A hacker claimed to have stolen 7 million Dropbox accounts yesterday, but I have doubts about his story.
OK, so bear with me with this one. Say you're a hacker, right? You read the news, you know the stories and you might even stumble across Kim Komando's blog once in a while. So the first thing you're going to notice is that massive hacks get attention.
Here's the problem with pulling off a massive hack of your own: You're not very good at this whole hacking thing. Your finger is on the pulse of hacker news, though, so you also know that people's trust in the cybersecurity industry is at an all-time low.
The first thing that you have to pick is a target. The hacker in this story picked Dropbox, and posted a few hundred username/password combinations on an online discussion board before promising 7 million more if people donated untraceable bitcoins to him.
If a real hacker had stolen 7 million Dropbox accounts, then you can rest assured that they'd be on shadowy underground marketplaces within an hour or so. He or she could make much more money by posting the information where more people will buy it.
This hacker might very well have stolen Dropbox information, but I'm inclined to believe Dropbox's claim that the site wasn't, in fact, hacked.

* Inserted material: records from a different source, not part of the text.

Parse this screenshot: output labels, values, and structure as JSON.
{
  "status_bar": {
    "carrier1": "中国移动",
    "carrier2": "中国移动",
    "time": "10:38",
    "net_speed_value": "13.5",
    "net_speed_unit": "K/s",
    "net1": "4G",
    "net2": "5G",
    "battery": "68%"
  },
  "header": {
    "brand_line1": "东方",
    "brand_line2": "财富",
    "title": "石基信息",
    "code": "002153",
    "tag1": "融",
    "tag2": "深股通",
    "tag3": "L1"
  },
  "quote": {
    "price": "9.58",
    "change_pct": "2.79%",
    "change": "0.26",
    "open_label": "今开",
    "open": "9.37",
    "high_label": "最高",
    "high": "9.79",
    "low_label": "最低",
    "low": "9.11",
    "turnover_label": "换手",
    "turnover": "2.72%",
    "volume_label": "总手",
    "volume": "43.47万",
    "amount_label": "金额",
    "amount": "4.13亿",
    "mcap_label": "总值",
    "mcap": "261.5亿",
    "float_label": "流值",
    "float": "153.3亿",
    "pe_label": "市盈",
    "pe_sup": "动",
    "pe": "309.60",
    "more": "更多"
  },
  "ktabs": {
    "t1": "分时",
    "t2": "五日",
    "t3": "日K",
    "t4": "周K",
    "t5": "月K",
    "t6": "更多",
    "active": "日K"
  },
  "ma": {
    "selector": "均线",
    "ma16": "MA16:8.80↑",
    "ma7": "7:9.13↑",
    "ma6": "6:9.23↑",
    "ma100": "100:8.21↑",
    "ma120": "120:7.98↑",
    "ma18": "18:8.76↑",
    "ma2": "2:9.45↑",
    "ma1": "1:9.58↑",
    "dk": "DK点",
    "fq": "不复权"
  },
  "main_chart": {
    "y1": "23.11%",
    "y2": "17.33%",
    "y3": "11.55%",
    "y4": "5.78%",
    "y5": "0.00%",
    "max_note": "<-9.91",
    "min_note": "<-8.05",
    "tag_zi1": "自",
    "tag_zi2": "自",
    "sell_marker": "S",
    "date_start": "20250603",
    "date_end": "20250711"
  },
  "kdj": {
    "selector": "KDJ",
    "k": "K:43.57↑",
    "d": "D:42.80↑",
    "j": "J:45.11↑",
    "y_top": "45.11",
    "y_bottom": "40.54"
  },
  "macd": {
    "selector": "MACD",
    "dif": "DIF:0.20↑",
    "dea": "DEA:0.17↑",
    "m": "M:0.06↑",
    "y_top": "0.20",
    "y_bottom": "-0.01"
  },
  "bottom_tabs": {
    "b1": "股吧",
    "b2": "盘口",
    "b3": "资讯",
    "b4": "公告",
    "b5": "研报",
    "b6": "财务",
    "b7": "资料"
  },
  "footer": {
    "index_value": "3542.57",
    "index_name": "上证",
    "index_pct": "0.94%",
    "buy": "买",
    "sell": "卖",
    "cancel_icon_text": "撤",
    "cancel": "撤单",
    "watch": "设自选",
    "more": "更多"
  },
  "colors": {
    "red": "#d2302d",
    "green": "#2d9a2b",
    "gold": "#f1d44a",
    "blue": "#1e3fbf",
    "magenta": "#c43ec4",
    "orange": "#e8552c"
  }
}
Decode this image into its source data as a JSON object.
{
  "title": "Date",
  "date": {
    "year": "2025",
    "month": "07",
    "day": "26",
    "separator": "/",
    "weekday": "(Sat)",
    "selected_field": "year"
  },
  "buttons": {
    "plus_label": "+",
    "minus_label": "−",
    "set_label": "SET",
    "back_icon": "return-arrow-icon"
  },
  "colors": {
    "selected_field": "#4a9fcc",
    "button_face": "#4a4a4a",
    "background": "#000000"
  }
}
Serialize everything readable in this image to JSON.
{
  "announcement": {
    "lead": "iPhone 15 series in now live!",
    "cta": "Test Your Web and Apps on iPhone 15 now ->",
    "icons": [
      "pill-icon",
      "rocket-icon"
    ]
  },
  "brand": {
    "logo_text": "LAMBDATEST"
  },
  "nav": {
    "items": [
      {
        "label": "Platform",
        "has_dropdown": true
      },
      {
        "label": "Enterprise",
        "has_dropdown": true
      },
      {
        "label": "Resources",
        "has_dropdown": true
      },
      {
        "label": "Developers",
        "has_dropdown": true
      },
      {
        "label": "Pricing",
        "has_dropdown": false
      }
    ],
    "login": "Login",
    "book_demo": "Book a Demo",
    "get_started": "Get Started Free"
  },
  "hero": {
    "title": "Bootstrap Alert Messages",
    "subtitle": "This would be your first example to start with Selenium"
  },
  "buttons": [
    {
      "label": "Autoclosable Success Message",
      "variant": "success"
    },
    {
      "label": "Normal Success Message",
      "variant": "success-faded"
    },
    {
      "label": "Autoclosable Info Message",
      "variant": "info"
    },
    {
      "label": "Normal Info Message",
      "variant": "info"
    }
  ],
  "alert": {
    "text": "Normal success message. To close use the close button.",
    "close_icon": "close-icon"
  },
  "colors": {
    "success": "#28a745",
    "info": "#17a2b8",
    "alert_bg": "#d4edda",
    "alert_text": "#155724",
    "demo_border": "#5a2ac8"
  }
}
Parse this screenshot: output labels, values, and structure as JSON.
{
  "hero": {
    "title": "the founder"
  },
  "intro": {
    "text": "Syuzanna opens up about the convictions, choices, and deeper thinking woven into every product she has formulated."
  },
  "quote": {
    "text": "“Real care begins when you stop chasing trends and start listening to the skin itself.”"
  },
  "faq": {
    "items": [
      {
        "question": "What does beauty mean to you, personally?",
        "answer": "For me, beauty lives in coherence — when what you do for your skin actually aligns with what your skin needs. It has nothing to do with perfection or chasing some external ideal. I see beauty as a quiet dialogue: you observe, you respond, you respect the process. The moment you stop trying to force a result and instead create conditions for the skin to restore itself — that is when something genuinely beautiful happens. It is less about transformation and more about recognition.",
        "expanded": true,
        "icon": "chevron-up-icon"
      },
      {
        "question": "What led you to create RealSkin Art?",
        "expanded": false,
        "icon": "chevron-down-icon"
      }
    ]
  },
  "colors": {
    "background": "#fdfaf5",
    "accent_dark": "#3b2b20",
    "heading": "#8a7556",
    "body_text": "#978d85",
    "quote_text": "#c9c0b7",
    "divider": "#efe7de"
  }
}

Now, I'm not saying that you shouldn't be concerned, but I've checked into this thoroughly and Dropbox is already claiming that it was never hacked on its blog. In fact, the company says that the username/password combinations that the hacker found were all from old methods of signing in to Dropbox.
The "7 million" number is big enough to hit headlines and could make this hacker some serious cash. So in this case, the idea of the hack could be more profitable to an unskilled hacker than the hack itself.
Whether a hacker stole Dropbox accounts or not, you can easily do one important thing to keep your Dropbox account safe from any potential attackers. Enabling two-step verification can keep you safe in the cloud. I explain how to do it in this tip.
Why does two-step verification keep you safe? Well, the hacker could have potentially found another hacker's information dump for a site that users might have used to log in to Dropbox. With two-step verification, someone trying to breach your account would have to know another secret code to get in.
This secret code wouldn't be available through whatever information the hacker had stolen, so their chances of getting into your account would be much lower.